Graças a essa iniciativa milhões de documentos de domínio público têm sido utilizados por milhares de pessoas de graça, incluindo pesquisadores que jamais poderiam pagar as altas taxas para obter acesso (uma espécie de lei de Acesso à Informação brasileira ou americana, que funciona na prática).

Finalmente, em 2011, ele plugou um laptop em um sistema de cabeamento do MIT (Massachusetts Institute of Technology) e o utilizou para baixar milhões de artigos acadêmicos da biblioteca digital JSTOR. Nunca ficou provado se a intenção de Aaron era realmente disseminar todos os artigos publicamente, exatamente como foi feito com o PACER.

Além dessas e outras coisas, Aaron ajudou a criar o padrão RSS, que alterou o modo como o conteúdo era distribuido na web; foi um dos primeiros arquitetos do Creative Commons; ajudou a emplacar os protestos contra o SOPA/PIPA; foi um dos criadores do site Reddit; e fundou o Demand Progress, organização especializada em petições contra a censura na Internet.

Por muitos anos eu fui um fiel refém do Google Reader, que funciona sobre a base do padrão RSS. É provavél que mesmo sem saber, você tenha usado ou se beneficado de algo em que Aaron tenha trabalhado.

Mas se Aaron dedicou sua vida à causa da liberdade de informação, no melhor espírito bibliotecário, ela pode, no final, tê-lo traído.
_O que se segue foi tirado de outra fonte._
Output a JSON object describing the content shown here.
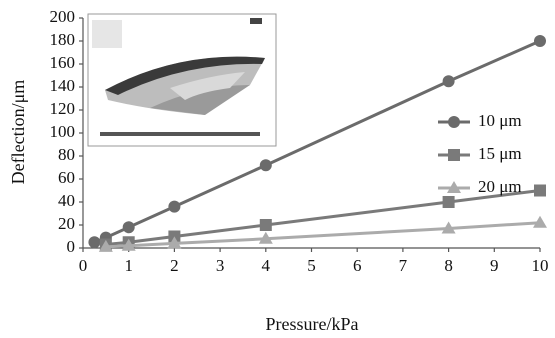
{
  "chart_data": {
    "type": "line",
    "x_label": "Pressure/kPa",
    "y_label": "Deflection/μm",
    "xlim": [
      0,
      10
    ],
    "xticks": [
      0,
      1,
      2,
      3,
      4,
      5,
      6,
      7,
      8,
      9,
      10
    ],
    "ylim": [
      0,
      200
    ],
    "yticks": [
      0,
      20,
      40,
      60,
      80,
      100,
      120,
      140,
      160,
      180,
      200
    ],
    "legend": "right",
    "series": [
      {
        "name": "10 μm",
        "color": "#6b6b6b",
        "marker": "circle",
        "x": [
          0.25,
          0.5,
          1,
          2,
          4,
          8,
          10
        ],
        "values": [
          5,
          9,
          18,
          36,
          72,
          145,
          180
        ]
      },
      {
        "name": "15 μm",
        "color": "#7a7a7a",
        "marker": "square",
        "x": [
          0.5,
          1,
          2,
          4,
          8,
          10
        ],
        "values": [
          3,
          5,
          10,
          20,
          40,
          50
        ]
      },
      {
        "name": "20 μm",
        "color": "#ababab",
        "marker": "triangle",
        "x": [
          0.5,
          1,
          2,
          4,
          8,
          10
        ],
        "values": [
          1,
          2,
          4,
          8,
          17,
          22
        ]
      }
    ]
  }
}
No momento do seu suicídio, Aaron estava enfrentando acusações criminais federais de invasão de computadores.

Sua guerrilha com o PACER foi inteiramente legal, mas o download dos artigos da JSTOR se tornou um sério problema. Aaron estava enfrentando acusações federais por ter hackeado a JSTOR e se fosse condenado, teria de encarar 35 anos de prisão.

Nos 18 meses de negociações, Aaron não estava disposto a aceitar a acusação de criminoso, e por essa razão ele estava prestes a enfrentar um julgamento de milhões de dólares em abril – o seu dinheiro tinha acabado, mas foi incapaz de apelar abertamente ao mundo, para a ajuda financeira que precisava para financiar sua defesa. E assim, tão triste, errado e equivocado como seu suicídio foi, eu entendo (LESSIG) como a perspectiva dessa luta, indefesa, fez com que este menino brilhante mas problemático, decidisse acabar com tudo.

Aaron Swartz tinha 26 anos.

INVADINDO O MIT

Inicialmente, pensava-se que Aaron tinha utilizado uma das bibliotecas do MIT, assim como havia feito com PACER, para rodar o programa que fez o download dos artigos da JSTOR. Na verdade, ele invadiu uma área restrita do MIT.

Todo o propósito de ir até o MIT e usar sua rede era para evitar que os downloads fossem associados a ele próprio. Caso contrário, Aaron poderia ter acessado JSTOR em Harvard, onde ele tinha vínculo institucional. Ele sabia que não estava autorizado a baixar nada perto do número de artigos que queria e que as pessoas tentariam detê-lo.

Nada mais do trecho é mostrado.